38 – Real-World Python Projects – Sentiment Analysis Dashboard

Goal

Create an interactive dashboard that analyzes text sentiment (positive/negative/neutral) from:

✔ User input
✔ Tweets
✔ Reviews
✔ Uploaded CSV files

Displays visual charts (pie chart, bar chart, timeline).


🧠 What the Project Will Do

The dashboard can:

✔ Accept text input
✔ Analyze sentiment in real-time
✔ Upload a CSV of comments
✔ Process each comment using NLP
✔ Show counts of Positive, Neutral, Negative
✔ Show sentiment distribution graph
✔ Show average sentiment score
✔ Show word cloud (optional)


🧰 Tech Stack

  • Python
  • TextBlob / NLTK / Transformers
  • Streamlit (dashboard)
  • Matplotlib / Plotly
  • Pandas

📁 Folder Structure

SentimentDashboard/
│── app.py
│── requirements.txt
│── sample_reviews.csv

📦 requirements.txt

streamlit
pandas
textblob
matplotlib
wordcloud

Install all:

pip install -r requirements.txt

or manually:

pip install streamlit textblob pandas matplotlib wordcloud
python -m textblob.download_corpora

🧩 Full Working Sentiment Dashboard Code (app.py)

import streamlit as st
import pandas as pd
from textblob import TextBlob
import matplotlib.pyplot as plt

st.title("Sentiment Analysis Dashboard")
st.write("Analyze text sentiment in real-time")

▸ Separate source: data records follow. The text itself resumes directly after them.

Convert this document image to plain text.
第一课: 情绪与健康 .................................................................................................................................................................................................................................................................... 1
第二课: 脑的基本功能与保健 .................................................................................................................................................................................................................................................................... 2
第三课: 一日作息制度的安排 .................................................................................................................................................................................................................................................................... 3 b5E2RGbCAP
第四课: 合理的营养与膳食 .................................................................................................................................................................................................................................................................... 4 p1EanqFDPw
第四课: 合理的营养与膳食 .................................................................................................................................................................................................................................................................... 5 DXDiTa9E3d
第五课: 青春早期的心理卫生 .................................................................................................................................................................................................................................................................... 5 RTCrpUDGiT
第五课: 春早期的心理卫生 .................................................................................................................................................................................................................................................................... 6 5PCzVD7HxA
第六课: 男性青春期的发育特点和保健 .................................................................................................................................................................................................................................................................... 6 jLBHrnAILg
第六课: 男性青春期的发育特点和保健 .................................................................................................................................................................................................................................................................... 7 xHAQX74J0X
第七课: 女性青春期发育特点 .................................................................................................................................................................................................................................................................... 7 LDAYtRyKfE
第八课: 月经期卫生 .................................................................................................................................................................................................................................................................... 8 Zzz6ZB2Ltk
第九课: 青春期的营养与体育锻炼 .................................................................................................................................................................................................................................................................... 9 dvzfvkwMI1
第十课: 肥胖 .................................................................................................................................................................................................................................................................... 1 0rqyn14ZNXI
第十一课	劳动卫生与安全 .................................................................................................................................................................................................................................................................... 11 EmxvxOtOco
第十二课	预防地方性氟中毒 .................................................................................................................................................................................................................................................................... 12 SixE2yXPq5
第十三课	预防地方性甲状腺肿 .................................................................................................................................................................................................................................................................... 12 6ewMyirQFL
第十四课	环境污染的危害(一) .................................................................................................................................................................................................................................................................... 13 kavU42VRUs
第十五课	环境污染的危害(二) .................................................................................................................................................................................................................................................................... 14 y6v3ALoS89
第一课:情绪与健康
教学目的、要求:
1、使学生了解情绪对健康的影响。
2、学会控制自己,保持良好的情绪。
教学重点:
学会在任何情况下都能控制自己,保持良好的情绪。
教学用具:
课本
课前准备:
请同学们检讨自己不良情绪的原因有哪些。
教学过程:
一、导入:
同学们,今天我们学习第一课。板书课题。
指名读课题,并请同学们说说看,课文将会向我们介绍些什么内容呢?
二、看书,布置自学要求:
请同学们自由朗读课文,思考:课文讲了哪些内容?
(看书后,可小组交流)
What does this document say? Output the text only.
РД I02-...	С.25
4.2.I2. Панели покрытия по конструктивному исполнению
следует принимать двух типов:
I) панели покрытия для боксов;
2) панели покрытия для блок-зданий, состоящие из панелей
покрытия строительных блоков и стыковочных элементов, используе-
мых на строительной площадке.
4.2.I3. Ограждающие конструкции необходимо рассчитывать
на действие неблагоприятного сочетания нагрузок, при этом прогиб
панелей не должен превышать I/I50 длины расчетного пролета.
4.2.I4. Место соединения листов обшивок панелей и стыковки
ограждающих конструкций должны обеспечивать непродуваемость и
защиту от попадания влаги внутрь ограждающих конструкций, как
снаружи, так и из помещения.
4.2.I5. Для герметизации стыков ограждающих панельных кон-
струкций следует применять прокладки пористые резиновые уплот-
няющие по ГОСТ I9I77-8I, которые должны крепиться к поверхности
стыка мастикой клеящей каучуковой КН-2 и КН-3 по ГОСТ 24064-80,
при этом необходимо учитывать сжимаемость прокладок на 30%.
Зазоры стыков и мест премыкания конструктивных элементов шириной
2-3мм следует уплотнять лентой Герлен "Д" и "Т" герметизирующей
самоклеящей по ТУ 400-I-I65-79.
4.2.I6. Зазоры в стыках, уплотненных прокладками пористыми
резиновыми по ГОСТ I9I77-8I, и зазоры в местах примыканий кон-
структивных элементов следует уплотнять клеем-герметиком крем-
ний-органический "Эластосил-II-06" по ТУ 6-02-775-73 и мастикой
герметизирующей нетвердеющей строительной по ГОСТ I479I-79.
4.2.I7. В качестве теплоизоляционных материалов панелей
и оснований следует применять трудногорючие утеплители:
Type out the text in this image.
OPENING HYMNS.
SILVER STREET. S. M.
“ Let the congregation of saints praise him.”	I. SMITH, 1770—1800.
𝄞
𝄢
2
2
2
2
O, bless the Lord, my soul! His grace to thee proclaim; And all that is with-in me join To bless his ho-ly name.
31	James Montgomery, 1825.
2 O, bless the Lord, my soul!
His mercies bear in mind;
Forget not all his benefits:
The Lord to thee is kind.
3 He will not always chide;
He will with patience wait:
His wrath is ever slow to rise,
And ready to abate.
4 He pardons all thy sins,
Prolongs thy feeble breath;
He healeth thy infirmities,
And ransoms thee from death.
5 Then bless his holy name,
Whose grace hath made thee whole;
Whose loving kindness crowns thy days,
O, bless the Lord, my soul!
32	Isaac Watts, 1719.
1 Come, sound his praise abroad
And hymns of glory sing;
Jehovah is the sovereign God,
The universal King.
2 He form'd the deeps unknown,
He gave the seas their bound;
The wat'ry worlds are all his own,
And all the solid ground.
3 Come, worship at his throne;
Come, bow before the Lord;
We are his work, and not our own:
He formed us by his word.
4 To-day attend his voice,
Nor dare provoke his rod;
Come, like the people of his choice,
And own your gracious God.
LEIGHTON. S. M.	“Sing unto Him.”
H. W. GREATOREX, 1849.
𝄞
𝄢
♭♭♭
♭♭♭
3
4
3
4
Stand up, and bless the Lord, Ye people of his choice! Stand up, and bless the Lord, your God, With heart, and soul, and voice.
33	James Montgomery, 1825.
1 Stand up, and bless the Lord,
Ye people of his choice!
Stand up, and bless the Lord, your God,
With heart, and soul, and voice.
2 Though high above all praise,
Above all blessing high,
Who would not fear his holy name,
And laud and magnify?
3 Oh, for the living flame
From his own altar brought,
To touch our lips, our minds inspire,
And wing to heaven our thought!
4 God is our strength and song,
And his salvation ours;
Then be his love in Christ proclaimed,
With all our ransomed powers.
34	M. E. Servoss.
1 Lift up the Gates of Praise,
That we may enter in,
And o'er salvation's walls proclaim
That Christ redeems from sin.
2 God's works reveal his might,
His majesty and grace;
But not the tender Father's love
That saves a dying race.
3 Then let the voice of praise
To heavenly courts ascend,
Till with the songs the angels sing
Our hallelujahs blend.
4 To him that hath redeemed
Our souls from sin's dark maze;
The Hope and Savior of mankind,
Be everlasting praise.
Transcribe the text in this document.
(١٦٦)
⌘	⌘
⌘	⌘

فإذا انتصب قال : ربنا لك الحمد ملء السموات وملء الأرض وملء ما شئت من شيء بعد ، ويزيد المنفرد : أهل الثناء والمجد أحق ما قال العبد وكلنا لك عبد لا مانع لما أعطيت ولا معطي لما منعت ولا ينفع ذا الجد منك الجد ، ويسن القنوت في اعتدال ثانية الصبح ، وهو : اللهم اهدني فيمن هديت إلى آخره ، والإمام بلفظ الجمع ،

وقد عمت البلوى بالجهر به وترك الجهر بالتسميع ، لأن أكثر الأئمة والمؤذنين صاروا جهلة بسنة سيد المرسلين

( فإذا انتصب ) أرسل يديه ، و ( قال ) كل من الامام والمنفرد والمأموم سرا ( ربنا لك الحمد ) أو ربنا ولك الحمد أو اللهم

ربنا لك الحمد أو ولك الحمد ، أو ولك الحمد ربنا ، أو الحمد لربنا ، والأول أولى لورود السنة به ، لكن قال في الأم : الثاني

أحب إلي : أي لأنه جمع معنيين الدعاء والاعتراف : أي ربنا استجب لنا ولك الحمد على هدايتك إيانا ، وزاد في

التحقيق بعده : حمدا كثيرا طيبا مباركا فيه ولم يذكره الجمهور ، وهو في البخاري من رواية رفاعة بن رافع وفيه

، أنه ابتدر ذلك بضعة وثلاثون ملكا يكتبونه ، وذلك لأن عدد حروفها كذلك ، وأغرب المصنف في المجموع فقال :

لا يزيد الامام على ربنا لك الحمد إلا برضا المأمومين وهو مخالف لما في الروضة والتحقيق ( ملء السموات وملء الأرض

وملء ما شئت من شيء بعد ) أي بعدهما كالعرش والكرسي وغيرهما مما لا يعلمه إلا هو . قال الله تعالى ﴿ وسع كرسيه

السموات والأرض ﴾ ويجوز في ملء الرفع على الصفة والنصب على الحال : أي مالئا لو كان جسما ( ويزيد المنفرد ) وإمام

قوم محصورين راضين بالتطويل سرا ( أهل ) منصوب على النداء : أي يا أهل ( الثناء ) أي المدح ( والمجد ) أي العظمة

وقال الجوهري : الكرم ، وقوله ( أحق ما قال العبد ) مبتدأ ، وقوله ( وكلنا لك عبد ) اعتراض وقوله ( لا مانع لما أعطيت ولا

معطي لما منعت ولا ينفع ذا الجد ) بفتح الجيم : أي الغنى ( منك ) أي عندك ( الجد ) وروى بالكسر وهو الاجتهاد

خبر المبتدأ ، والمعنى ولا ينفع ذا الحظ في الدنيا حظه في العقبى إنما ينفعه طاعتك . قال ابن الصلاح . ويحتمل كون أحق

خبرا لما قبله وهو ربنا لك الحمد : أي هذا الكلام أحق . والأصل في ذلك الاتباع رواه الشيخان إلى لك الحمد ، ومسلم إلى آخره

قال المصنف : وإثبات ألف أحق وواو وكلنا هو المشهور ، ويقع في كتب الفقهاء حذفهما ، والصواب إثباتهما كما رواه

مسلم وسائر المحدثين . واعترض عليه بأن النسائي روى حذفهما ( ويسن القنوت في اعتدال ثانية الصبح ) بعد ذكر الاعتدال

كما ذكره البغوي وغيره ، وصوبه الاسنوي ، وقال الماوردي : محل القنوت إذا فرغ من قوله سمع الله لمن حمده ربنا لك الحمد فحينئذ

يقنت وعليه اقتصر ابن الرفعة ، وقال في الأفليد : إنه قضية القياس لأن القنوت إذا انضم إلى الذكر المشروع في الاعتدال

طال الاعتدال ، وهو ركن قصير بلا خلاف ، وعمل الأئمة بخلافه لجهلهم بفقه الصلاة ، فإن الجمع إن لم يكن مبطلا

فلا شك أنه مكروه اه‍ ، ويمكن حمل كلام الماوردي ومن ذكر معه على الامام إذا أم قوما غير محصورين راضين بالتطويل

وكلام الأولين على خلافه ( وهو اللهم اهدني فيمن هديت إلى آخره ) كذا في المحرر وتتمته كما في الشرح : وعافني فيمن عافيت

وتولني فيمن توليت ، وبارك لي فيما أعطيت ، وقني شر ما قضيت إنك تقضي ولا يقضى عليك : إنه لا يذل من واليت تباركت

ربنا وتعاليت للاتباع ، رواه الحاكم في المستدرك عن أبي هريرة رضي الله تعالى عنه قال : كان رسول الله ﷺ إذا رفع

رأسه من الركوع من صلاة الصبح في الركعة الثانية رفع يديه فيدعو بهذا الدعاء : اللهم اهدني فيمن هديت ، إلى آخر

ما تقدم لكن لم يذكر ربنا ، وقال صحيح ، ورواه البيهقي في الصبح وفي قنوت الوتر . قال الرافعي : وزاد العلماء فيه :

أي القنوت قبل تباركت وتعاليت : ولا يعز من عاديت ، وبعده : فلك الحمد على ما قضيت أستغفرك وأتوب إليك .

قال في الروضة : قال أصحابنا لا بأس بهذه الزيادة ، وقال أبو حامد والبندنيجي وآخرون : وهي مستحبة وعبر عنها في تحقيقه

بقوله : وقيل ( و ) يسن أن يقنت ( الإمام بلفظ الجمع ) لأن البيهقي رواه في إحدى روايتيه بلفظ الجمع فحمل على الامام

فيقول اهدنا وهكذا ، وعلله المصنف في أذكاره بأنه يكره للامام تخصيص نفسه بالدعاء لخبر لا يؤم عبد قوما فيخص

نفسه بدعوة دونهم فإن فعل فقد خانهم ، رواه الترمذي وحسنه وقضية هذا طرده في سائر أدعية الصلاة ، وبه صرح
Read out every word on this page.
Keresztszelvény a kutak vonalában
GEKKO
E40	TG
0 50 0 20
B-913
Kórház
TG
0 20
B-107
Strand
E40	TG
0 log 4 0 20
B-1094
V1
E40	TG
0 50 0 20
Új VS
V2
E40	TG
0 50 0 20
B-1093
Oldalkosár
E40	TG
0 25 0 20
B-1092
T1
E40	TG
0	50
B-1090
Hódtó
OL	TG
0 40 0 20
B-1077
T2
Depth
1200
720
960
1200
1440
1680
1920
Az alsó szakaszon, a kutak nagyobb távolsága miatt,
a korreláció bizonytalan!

def analyze_sentiment(text):
    score = TextBlob(text).sentiment.polarity
    if score > 0:
        return "Positive", score
    elif score < 0:
        return "Negative", score
    else:
        return "Neutral", score

# --- Option 1: Single Text Input ---
st.header("Single Text Sentiment")
user_text = st.text_area("Enter text")

if st.button("Analyze"):
    sentiment, score = analyze_sentiment(user_text)
    st.success(f"Sentiment: {sentiment} (Score: {score})")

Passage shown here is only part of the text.